Brigitte Glaser, Bühlerhöhe, Berlin 2016
Vor dem realen Hintergrund des Attentatsversuchs auf Adenauer im März 1952 und seiner Sommeraufenthalte im vornehmen Hotel Bühlerhöhe ab 1953 treffen aufeinander: Die aus Israel entsandte Holocaust-Überlebende Rosa Silbermann, die als Kind auf der Bühlerhöhe zu Gast war und mit ihrer Ortskenntnis den israelischen Geheimdienst bei der Verhinderung eines Attentats unterstützen soll, die misstrauische Hausdame Sophie Reisacher, die in der Liaison mit dem charmanten aber undurchsichtigen Schweizer Geschäftsmann Xavier Pfister hochfliegende Pläne hat, Pfisters Partner aus Tanger Abdul Nouradine, in dem die Rezeptionistin des benachbarten Landhotels Hundseck den Soldaten der französischen Armee erkennt, der sie und ihre Schwester am Ende des Krieges vergewaltigt hat, die Nähmaschinenfabrikbesitzer Fritsch und Frey, die nun ungeduldig auf die Beschlüsse zur Einführung der Bundeswehr warten und mit der Produktion neuer Sturmgewehre ins Geschäft kommen wollen, oder Hauptmann von Droste, Adenauers Sicherheitschef, der die „arisierte“ Villa der Silbermanns in Köln bewohnt.

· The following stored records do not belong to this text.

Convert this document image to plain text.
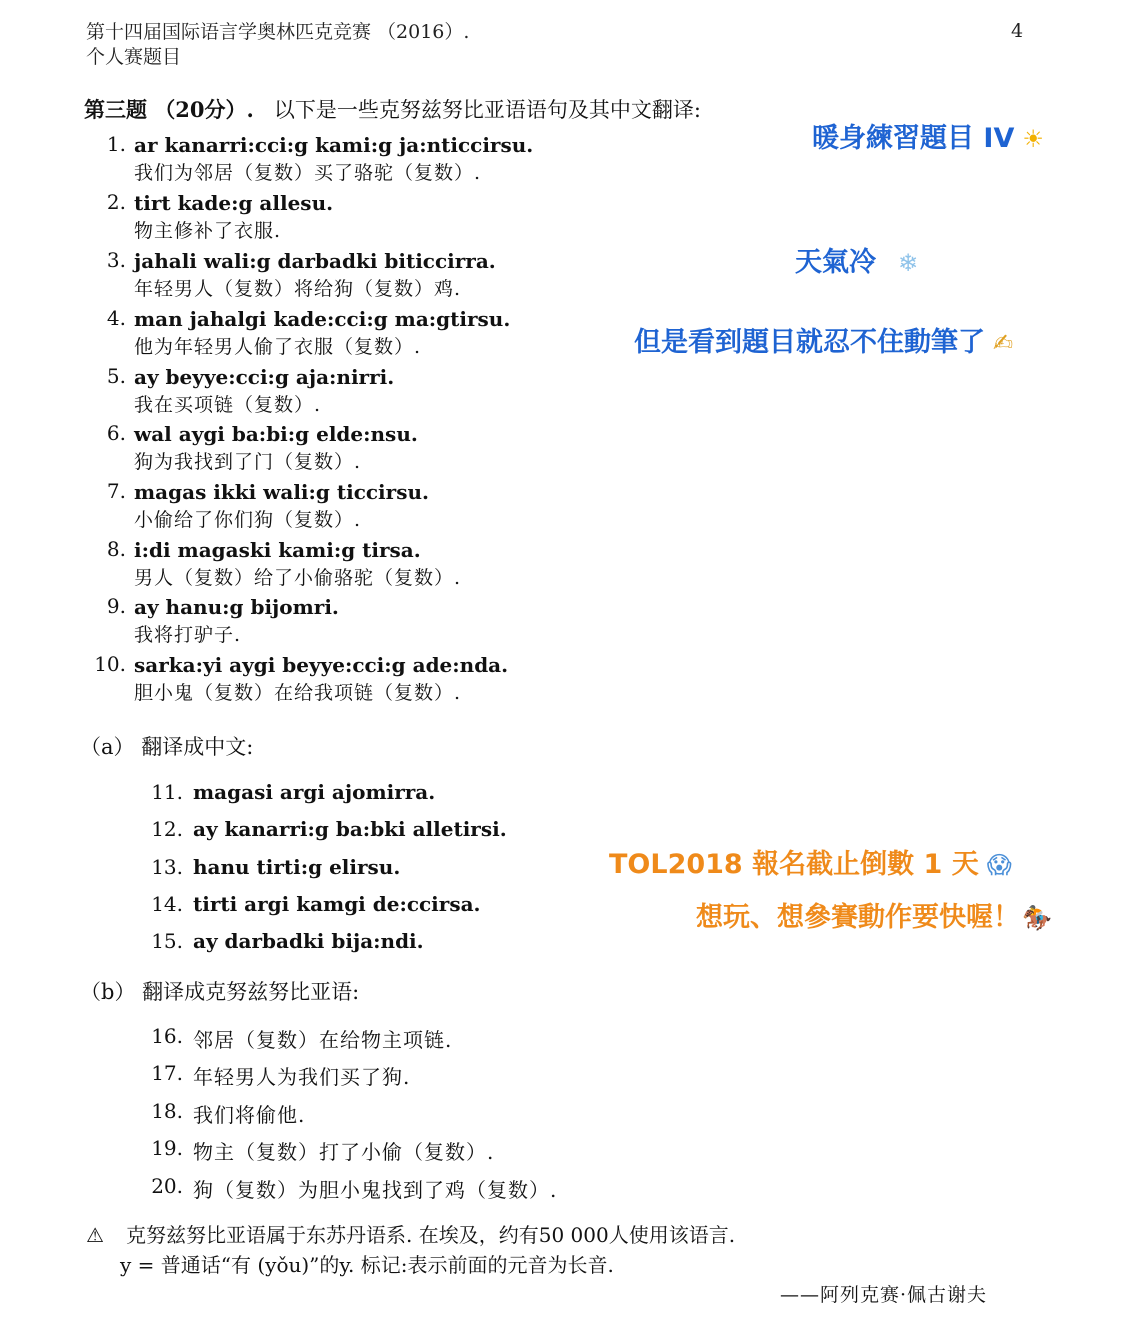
第十四届国际语言学奥林匹克竞赛 （2016）.
个人赛题目
4
第三题 （20分）. 以下是一些克努兹努比亚语语句及其中文翻译:
1. ar kanarri:cci:g kami:g ja:nticcirsu.
我们为邻居（复数）买了骆驼（复数）.
2. tirt kade:g allesu.
物主修补了衣服.
3. jahali wali:g darbadki biticcirra.
年轻男人（复数）将给狗（复数）鸡.
4. man jahalgi kade:cci:g ma:gtirsu.
他为年轻男人偷了衣服（复数）.
5. ay beyye:cci:g aja:nirri.
我在买项链（复数）.
6. wal aygi ba:bi:g elde:nsu.
狗为我找到了门（复数）.
7. magas ikki wali:g ticcirsu.
小偷给了你们狗（复数）.
8. i:di magaski kami:g tirsa.
男人（复数）给了小偷骆驼（复数）.
9. ay hanu:g bijomri.
我将打驴子.
10. sarka:yi aygi beyye:cci:g ade:nda.
胆小鬼（复数）在给我项链（复数）.
（a） 翻译成中文:
11. magasi argi ajomirra.
12. ay kanarri:g ba:bki alletirsi.
13. hanu tirti:g elirsu.
14. tirti argi kamgi de:ccirsa.
15. ay darbadki bija:ndi.
（b） 翻译成克努兹努比亚语:
16. 邻居（复数）在给物主项链.
17. 年轻男人为我们买了狗.
18. 我们将偷他.
19. 物主（复数）打了小偷（复数）.
20. 狗（复数）为胆小鬼找到了鸡（复数）.
⚠ 克努兹努比亚语属于东苏丹语系. 在埃及，约有50 000人使用该语言.
y = 普通话“有 (yǒu)”的y. 标记:表示前面的元音为长音.
——阿列克赛·佩古谢夫
暖身練習題目 IV ☀
天氣冷 ❄
但是看到題目就忍不住動筆了 ✍
TOL2018 報名截止倒數 1 天 😱
想玩、想參賽動作要快喔！🏇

Steffen Kopetzky, Monschau, Berlin 2021
Der Spiegel-Autor und Schriftsteller Steffen Kopetzky hat 2020 den Ausbruch der Corona-Pandemie zum Anlass genommen, sich an das Auftauchen einer anderen bedrohlichen Virus-Seuche zu erinnern: Die Pocken brachen Anfang 1962 in Monschau und der benachbarten Eifel-Region aus. Ein Ingenieur der Otto Junker GmbH hatte sie von einer Montagereise aus Indien eingeschleppt. Gut recherchiert, gewinnen in seinem Roman die Akteure an historischer Tiefe: Der alle Maßnahmen engagiert organisierende Facharzt Prof. Dr. Günter Stüttgen hat bereits als Sanitätshauptmann das Feldlazarett bei der Schlacht um den Hürtgenwald geleitet, im selbstlosen Einsatz auch verwundete amerikanische Soldaten versorgt. Sein Mitarbeiter Nikos Spiridakis hat als Kind auf Kreta die blutige deutsche Okkupation seiner Heimat miterlebt, während Direktor Seuss der im Roman Rither-Werke genannten Fabrik für Schmelzöfen und Hochtrocknungsanlagen die Kontinuität des Firmenaufstiegs in der NS-Zeit, seine Rolle als Wehrwirtschaftsführer und den nahtlosen Übergang zu einem führenden Unternehmen in der Bundesrepublik personifiziert.